Another break in sequence follows, succeeded by the Cloghfin Sponge Beds, for which these outcrops form the type locality (stratotype). They are 1.25m thick and form the base of the Ulster White Limestone Formation. The chalk contains large amounts of glauconite grains (giving a green coloration), reducing towards the top; as the name implies, it is rich in fossil sponges, here preserved as pseudomorphs (retaining their shape but with the original material replaced, in this case by phosphates) of the originals. The beds have been subdivided using their sponge content. From the Sponge Beds, the Ulster White Limestone Formation is complete as far as the Glenarm Chalk - eight members in all. Above the Cloghfin Sponge Beds is the flintless Galboly Chalk (1.5m thick), followed by the Cloghastucan Chalk (around 2m thick), then in succession: the gritty Creggan Chalk (2.6m thick); the Boheeshane Chalk (over 10m thick) with traceable flint bands; the two divisions of the Larry Bane Chalk (totalling 5m thick); the Ballintoy Chalk (about 11m thick); and finally the Glenarm Chalk, truncated above by an ancient erosion surface (preserving only the first 3.3m). There are erosion surfaces between all members from the Galboly Chalk to the Larry Bane Chalk, providing clear evidence of the shallowness of the sea and the frequent emergence of the sea bed. The fossils these members contain give good dates, from the late Santonian (around 85 million years ago) to the middle Campanian (around 80 million years ago).

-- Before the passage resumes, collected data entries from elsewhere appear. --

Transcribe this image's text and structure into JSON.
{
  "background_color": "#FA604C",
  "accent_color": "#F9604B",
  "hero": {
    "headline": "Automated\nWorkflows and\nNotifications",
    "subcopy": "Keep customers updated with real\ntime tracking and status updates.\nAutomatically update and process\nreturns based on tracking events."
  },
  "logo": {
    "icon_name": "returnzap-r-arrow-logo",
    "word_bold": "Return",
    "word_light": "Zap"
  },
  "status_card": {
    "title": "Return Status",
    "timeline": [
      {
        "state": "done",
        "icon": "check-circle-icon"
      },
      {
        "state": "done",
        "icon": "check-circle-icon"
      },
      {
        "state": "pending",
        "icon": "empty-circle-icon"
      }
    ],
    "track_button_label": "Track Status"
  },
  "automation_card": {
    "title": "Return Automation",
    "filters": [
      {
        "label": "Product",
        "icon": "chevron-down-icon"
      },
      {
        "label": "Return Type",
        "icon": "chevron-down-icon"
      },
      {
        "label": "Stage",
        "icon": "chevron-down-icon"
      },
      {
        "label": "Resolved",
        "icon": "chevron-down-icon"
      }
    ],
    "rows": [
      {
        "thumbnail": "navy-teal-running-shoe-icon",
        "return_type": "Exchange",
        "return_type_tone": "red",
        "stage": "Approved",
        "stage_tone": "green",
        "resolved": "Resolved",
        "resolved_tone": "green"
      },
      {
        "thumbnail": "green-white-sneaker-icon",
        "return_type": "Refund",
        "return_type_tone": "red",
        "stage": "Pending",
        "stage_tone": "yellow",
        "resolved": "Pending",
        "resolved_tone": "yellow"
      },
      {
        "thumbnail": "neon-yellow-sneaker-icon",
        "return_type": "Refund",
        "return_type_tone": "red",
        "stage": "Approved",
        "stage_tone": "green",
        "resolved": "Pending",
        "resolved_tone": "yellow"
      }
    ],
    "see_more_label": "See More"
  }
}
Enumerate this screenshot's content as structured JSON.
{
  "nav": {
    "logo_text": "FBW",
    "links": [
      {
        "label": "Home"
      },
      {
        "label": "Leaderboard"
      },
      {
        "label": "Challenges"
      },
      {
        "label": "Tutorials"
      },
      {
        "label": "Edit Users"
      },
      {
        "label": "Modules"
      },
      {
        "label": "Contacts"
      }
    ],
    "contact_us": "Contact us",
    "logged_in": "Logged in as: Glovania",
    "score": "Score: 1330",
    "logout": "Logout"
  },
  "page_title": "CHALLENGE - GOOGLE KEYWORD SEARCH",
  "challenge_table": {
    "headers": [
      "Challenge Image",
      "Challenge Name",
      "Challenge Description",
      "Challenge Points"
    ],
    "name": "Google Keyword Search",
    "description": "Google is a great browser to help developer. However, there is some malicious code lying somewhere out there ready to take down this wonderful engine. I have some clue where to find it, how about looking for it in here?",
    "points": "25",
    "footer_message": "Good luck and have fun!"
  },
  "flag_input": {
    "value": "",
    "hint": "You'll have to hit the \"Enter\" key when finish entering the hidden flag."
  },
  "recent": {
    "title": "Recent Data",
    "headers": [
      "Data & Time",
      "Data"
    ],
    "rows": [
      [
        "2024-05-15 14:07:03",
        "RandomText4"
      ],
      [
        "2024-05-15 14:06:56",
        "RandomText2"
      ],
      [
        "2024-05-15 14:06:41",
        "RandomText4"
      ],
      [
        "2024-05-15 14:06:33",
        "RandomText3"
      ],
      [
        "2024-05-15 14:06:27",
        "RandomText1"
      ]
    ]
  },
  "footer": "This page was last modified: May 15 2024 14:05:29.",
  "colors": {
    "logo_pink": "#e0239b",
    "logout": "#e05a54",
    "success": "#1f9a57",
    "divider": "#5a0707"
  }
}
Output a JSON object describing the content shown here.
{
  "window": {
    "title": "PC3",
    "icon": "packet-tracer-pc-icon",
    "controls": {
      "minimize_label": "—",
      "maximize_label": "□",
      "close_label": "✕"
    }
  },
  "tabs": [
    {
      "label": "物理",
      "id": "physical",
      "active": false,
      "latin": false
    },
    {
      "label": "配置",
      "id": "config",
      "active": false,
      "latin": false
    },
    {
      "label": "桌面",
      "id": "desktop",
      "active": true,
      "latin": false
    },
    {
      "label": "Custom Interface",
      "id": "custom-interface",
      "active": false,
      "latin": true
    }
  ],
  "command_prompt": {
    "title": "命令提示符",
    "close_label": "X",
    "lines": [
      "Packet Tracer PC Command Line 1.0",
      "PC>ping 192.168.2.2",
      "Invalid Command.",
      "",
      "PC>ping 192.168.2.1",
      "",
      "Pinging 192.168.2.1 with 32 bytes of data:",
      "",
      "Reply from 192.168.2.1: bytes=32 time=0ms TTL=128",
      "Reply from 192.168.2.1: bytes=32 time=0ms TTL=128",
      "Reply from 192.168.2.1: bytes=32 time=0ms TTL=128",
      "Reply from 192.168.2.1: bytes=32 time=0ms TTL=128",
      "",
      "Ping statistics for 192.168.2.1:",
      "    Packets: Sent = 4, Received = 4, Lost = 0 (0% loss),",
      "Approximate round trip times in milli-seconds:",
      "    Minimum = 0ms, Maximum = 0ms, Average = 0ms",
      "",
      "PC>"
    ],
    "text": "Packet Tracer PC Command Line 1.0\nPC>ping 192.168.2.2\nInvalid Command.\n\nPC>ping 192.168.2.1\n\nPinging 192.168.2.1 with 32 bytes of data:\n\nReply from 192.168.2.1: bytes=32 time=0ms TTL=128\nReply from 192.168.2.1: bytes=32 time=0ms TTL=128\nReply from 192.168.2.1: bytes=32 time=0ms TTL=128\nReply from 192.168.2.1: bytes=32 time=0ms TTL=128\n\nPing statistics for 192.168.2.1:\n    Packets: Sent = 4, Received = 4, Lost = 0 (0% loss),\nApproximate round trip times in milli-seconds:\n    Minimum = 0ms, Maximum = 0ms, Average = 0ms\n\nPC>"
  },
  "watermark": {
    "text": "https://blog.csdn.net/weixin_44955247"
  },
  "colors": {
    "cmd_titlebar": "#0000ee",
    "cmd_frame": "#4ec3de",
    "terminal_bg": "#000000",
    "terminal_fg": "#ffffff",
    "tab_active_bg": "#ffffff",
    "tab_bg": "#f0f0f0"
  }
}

This heavily researched area is part of the historic legacy of the science of geology in Northern Ireland and the variety of Triassic and Cretaceous rocks (incorporating the type locality of the Cloghfin Sponge Beds Member) add significantly to its interest. It is also the best collecting locality for fossils of the Belfast Marls Member anywhere in Northern Ireland. It should be designated and preserved.